Participatory Geographic Information Systems: More than maps

At the Annual meeting of the Society for Applied Anthropology on March 25 - 29, 2008, Memphis Marriott, USA, there will be a session relating the practice of PGIS and applied anthropology by the title: Participatory Geographic Information Systems: More than maps.
In their Call for Papers the session organisers wrote: "Most activities that we undertake, either as academics or practitioners, require producing tangible outputs as part of the work process. Outputs serve as metrics to evaluate progress and determine future direction. Mention of a Participatory Geographic Information System (PGIS) invariably elicits numerous requests to see the maps, and fewer questions regarding the process that went into their development. The "P" in PGIS has its roots in the development literature and in Participatory Rural Appraisal and Participatory Learning and Action in particular, which stress the importance of process. The relationship is not one way however, and in this session we would like to draw attention to the contributions that PGIS experiences offer to the larger development community. Our objective is to reflect on a variety of experiences with PGIS and focus the discussion on positive externalities and the intangible benefits that arise through process."

The theme for the Annual Meeri is The Public Sphere and Engaged Scholarship: Opportunities and Challenges for Applied Anthropology.
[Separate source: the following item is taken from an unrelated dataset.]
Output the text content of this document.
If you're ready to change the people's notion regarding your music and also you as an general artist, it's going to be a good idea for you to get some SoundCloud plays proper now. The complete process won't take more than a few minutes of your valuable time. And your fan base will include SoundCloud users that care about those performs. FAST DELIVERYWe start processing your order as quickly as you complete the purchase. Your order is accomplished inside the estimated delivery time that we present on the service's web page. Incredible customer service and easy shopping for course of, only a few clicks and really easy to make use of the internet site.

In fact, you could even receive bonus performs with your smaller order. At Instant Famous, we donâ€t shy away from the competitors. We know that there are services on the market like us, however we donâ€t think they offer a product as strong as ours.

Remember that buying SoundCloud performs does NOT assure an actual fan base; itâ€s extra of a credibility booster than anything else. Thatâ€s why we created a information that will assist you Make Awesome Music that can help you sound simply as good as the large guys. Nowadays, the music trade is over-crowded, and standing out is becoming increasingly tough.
The full description can be found at http://www.sfaa.net/sfaa2008.html .

Thursday, November 15, 2007

Participatory GIS — a people's GIS?

In a recently published paper Christine Dunn argues that recent years have witnessed a burgeoning of applications of GIS which grant legitimacy to indigenous geographical knowledge as well as to `official' spatial data. By incorporating various forms of community participation these newer framings of Geographical Information Systems as `Participatory GIS' (PGIS) offer a response to the critiques of GIS which were prevalent in the 1990s. This paper reviews PGIS in the context of the `democratization of GIS'. It explores aspects of the control and ownership of geographical information, representations of local and indigenous knowledge, scale and scaling up, web-based approaches and some potential future technical and academic directions.

Sunday, November 11, 2007

World Summit Award 2007 - Report Back on the session on e-Culture

The session on e-Culture took place at the World Summit Award Winners' Conference in Venice, Italy on 3 November 2007 and included the presentation on the award winning product "Participatory 3D Modelling (P3DM) for Resource Use, Development Planning and Safeguarding Intangible Cultural Heritage in Fiji".
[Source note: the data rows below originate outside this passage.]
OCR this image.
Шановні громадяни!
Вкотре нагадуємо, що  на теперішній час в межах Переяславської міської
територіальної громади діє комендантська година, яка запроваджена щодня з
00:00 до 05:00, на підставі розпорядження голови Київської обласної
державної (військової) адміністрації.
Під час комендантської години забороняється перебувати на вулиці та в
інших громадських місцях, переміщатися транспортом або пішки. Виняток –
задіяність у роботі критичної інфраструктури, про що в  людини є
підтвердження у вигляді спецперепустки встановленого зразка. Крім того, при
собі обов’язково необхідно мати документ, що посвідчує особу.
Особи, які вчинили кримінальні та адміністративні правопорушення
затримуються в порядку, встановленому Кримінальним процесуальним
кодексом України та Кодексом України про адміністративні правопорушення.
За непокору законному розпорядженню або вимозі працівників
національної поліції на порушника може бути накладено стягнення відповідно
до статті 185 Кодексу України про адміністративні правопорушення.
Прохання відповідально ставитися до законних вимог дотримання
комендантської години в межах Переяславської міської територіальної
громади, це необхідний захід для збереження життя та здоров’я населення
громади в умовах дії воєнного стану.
This short video documents the feedback on the session provided by the rapporteur, Dr. Paul Hoffert, Chairperson of Bell Cabada Fund, Canada and Fellow at the Berkman Centre for Internet and Society, Harvard University, USA.
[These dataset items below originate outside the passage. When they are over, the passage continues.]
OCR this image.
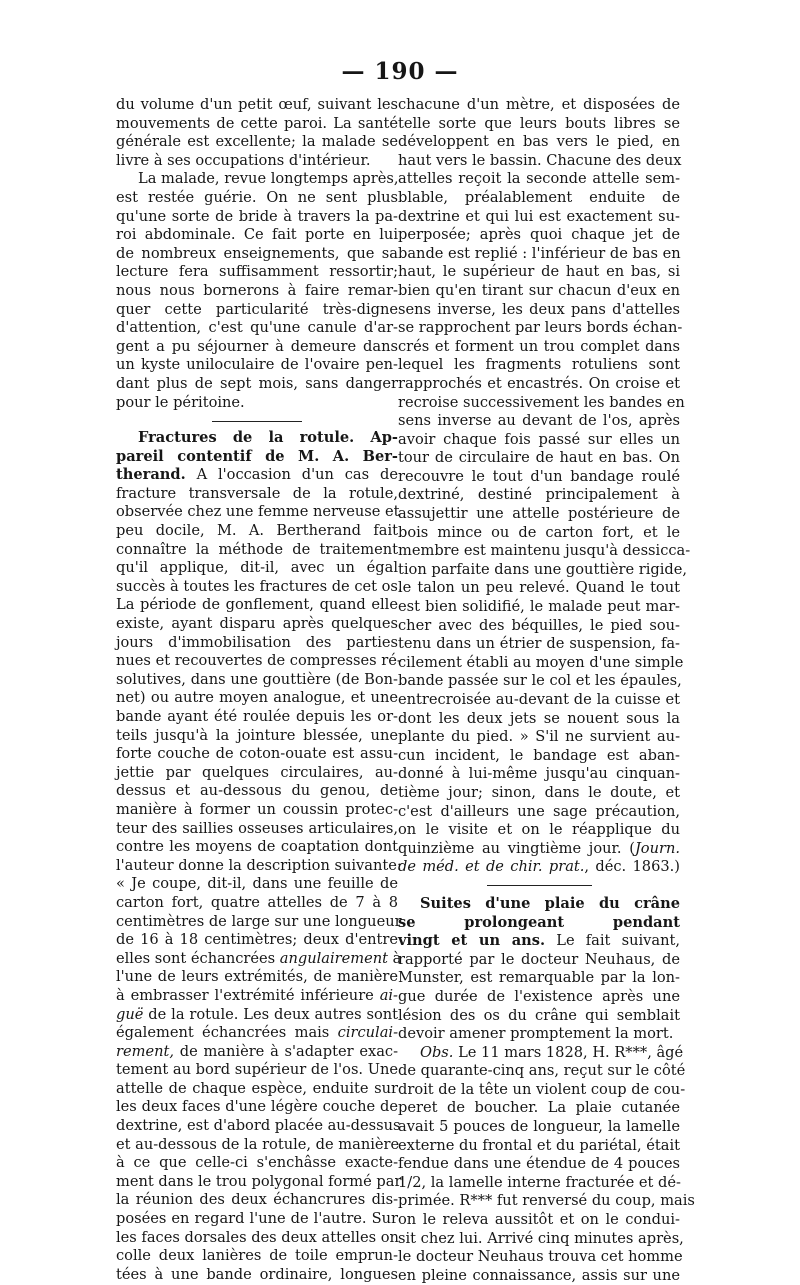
— 190 —
du volume d'un petit œuf, suivant les
mouvements de cette paroi. La santé
générale est excellente; la malade se
livre à ses occupations d'intérieur.
La malade, revue longtemps après,
est restée guérie. On ne sent plus
qu'une sorte de bride à travers la pa-
roi abdominale. Ce fait porte en lui
de nombreux enseignements, que sa
lecture fera suffisamment ressortir;
nous nous bornerons à faire remar-
quer cette particularité très-digne
d'attention, c'est qu'une canule d'ar-
gent a pu séjourner à demeure dans
un kyste uniloculaire de l'ovaire pen-
dant plus de sept mois, sans danger
pour le péritoine.
Fractures de la rotule. Ap-
pareil contentif de M. A. Ber-
therand. A l'occasion d'un cas de
fracture transversale de la rotule,
observée chez une femme nerveuse et
peu docile, M. A. Bertherand fait
connaître la méthode de traitement
qu'il applique, dit-il, avec un égal
succès à toutes les fractures de cet os.
La période de gonflement, quand elle
existe, ayant disparu après quelques
jours d'immobilisation des parties
nues et recouvertes de compresses ré-
solutives, dans une gouttière (de Bon-
net) ou autre moyen analogue, et une
bande ayant été roulée depuis les or-
teils jusqu'à la jointure blessée, une
forte couche de coton-ouate est assu-
jettie par quelques circulaires, au-
dessus et au-dessous du genou, de
manière à former un coussin protec-
teur des saillies osseuses articulaires,
contre les moyens de coaptation dont
l'auteur donne la description suivante:
« Je coupe, dit-il, dans une feuille de
carton fort, quatre attelles de 7 à 8
centimètres de large sur une longueur
de 16 à 18 centimètres; deux d'entre
elles sont échancrées angulairement à
l'une de leurs extrémités, de manière
à embrasser l'extrémité inférieure ai-
guë de la rotule. Les deux autres sont
également échancrées mais circulai-
rement, de manière à s'adapter exac-
tement au bord supérieur de l'os. Une
attelle de chaque espèce, enduite sur
les deux faces d'une légère couche de
dextrine, est d'abord placée au-dessus
et au-dessous de la rotule, de manière
à ce que celle-ci s'enchâsse exacte-
ment dans le trou polygonal formé par
la réunion des deux échancrures dis-
posées en regard l'une de l'autre. Sur
les faces dorsales des deux attelles on
colle deux lanières de toile emprun-
tées à une bande ordinaire, longues
chacune d'un mètre, et disposées de
telle sorte que leurs bouts libres se
développent en bas vers le pied, en
haut vers le bassin. Chacune des deux
attelles reçoit la seconde attelle sem-
blable, préalablement enduite de
dextrine et qui lui est exactement su-
perposée; après quoi chaque jet de
bande est replié : l'inférieur de bas en
haut, le supérieur de haut en bas, si
bien qu'en tirant sur chacun d'eux en
sens inverse, les deux pans d'attelles
se rapprochent par leurs bords échan-
crés et forment un trou complet dans
lequel les fragments rotuliens sont
rapprochés et encastrés. On croise et
recroise successivement les bandes en
sens inverse au devant de l'os, après
avoir chaque fois passé sur elles un
tour de circulaire de haut en bas. On
recouvre le tout d'un bandage roulé
dextriné, destiné principalement à
assujettir une attelle postérieure de
bois mince ou de carton fort, et le
membre est maintenu jusqu'à dessicca-
tion parfaite dans une gouttière rigide,
le talon un peu relevé. Quand le tout
est bien solidifié, le malade peut mar-
cher avec des béquilles, le pied sou-
tenu dans un étrier de suspension, fa-
cilement établi au moyen d'une simple
bande passée sur le col et les épaules,
entrecroisée au-devant de la cuisse et
dont les deux jets se nouent sous la
plante du pied. » S'il ne survient au-
cun incident, le bandage est aban-
donné à lui-même jusqu'au cinquan-
tième jour; sinon, dans le doute, et
c'est d'ailleurs une sage précaution,
on le visite et on le réapplique du
quinzième au vingtième jour. (Journ.
de méd. et de chir. prat., déc. 1863.)
Suites d'une plaie du crâne
se prolongeant pendant
vingt et un ans. Le fait suivant,
rapporté par le docteur Neuhaus, de
Munster, est remarquable par la lon-
gue durée de l'existence après une
lésion des os du crâne qui semblait
devoir amener promptement la mort.
Obs. Le 11 mars 1828, H. R***, âgé
de quarante-cinq ans, reçut sur le côté
droit de la tête un violent coup de cou-
peret de boucher. La plaie cutanée
avait 5 pouces de longueur, la lamelle
externe du frontal et du pariétal, était
fendue dans une étendue de 4 pouces
1/2, la lamelle interne fracturée et dé-
primée. R*** fut renversé du coup, mais
on le releva aussitôt et on le condui-
sit chez lui. Arrivé cinq minutes après,
le docteur Neuhaus trouva cet homme
en pleine connaissance, assis sur une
Other sessions of the WSA 2007 Winners' Conference covered the following categories: e-Entertainment, e-Inclusiveness, e-Governance, e-Science, e-Business, e-Health and e-Learning.

Friday, November 09, 2007

Participatory 3D Modelling (P3DM) receiving the 2007 World Summit Award in the category e-culture

On November 5, 2007 at a ceremony which took place during the Global Forum 2007 at the Fondazione Giorgio Cini in Venice, Italy, the CTA-supported project Participatory 3D Modelling (P3DM) for Resource Use, Development Planning and Safeguarding Intangible Cultural Heritage in Fiji was given the World Summit Award 2007 in the category e-culture. The product has been considered as one of the 40 best practice examples of quality e-Content in the world. The project has been jointly implemented by the following organisation: Fiji Locally-Managed Marine Area (FLMMA) Network, WWF South Pacific Programme, Native Lands Trust Board, Secretariat of the Pacific Community, National Trust of Fiji, Lomaiviti Provincial Council and the Technical Centre for Agricultural and Rural Co-operation (CTA).